Dad's Driving is Scaring Me!
We've all seen it before, a huge Lincoln Town car weaving down the road, with little more than a tuft of purple hair or a shiny, hairless head just barely peeking over the steering wheel. As parents and grandparents age, driving can become much more difficult for them as vision worsens, reaction times slow down, and the potential for heart attacks, strokes or other sudden physically debilitating illnesses become more likely.
Often, I have children with elderly parents come into my office and tell me "We need to take away dad's/mom's license. Can we?"
The answer is usually, "yes." But only if there is a good reason. In this country, driving is synonymous with independence. Taking away the keys from someone can be a very emotionally charged issue and you, as a child, may not have the clout with your parent to be the one to do so. However, if you have observed truly alarming driving from a parent, you can contact the Utah Department of Motor Vehicles (DMV) and submit a report explaining your concern. The DMV will then contact your loved one and request that they re-take a driver's examination. If they fail the examination, then their license will be revoked. The identity of the person submitting the report will remain confidential. You can read more about the process at the Utah Driver License Division website.
Another alternative is for you to speak with your parent's family physician who often has a long-standing and respected relationship with your parent. You can explain your concerns to the doctor and let him or or do the heavy lifting with regard to talking frankly with your loved one about their diminished driving capacity.
What if mom or dad gets their license revoked, but continues to drive because they made copies of the keys and they don't "give a hoot about what those idiots down at the DMV say about [my] driving?" In that case, you may have to follow the advice of my elder law professor Kenny Hegland in his book Fifty and Beyond "If Mom's Irish -- or for some other reason strong-headed -- take off the plates, hide the keys, or disable the car by disconnecting the spark plugs."

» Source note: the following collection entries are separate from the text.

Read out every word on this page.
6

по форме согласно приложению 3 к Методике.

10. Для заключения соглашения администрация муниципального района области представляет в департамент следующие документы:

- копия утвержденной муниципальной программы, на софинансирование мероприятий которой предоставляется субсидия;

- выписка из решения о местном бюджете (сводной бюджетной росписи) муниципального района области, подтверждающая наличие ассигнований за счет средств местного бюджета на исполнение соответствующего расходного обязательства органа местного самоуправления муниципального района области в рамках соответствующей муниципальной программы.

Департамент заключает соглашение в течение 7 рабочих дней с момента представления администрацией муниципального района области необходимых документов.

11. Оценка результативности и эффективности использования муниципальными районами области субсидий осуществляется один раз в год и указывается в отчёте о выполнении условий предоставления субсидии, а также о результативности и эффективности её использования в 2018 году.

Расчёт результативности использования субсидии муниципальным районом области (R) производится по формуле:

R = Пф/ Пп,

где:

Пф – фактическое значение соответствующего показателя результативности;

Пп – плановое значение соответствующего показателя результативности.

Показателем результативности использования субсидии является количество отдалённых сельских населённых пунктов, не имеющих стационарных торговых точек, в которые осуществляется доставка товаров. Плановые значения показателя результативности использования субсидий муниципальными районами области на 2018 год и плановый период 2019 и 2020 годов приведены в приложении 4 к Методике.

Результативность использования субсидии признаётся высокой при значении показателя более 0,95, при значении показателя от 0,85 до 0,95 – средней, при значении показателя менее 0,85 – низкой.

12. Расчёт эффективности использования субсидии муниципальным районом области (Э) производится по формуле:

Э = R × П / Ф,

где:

This is a serious issue and must be dealt with sooner rather than later. My own father struggled with this issue as the dementia that eventually led to his passing progressed. Although his license was no longer valid, that meant nothing to him. We actually had to hide the keys to keep him, and other drivers on the road safe because he simply did not recognize that his driving had become seriously impaired by his illness. On balance, we decided that it would be easier to deal with dad's anger at us for having taken away his keys than it would be to deal with the death of a neighborhood child caused by my dad's poor driving.
One last thing: if you are the legal guardian of someone who should not be driving, you could be held liable if that person causes an accident because they were allowed to continue driving. And it is rare that your car insurance carrier will cover the losses caused under such circumstances.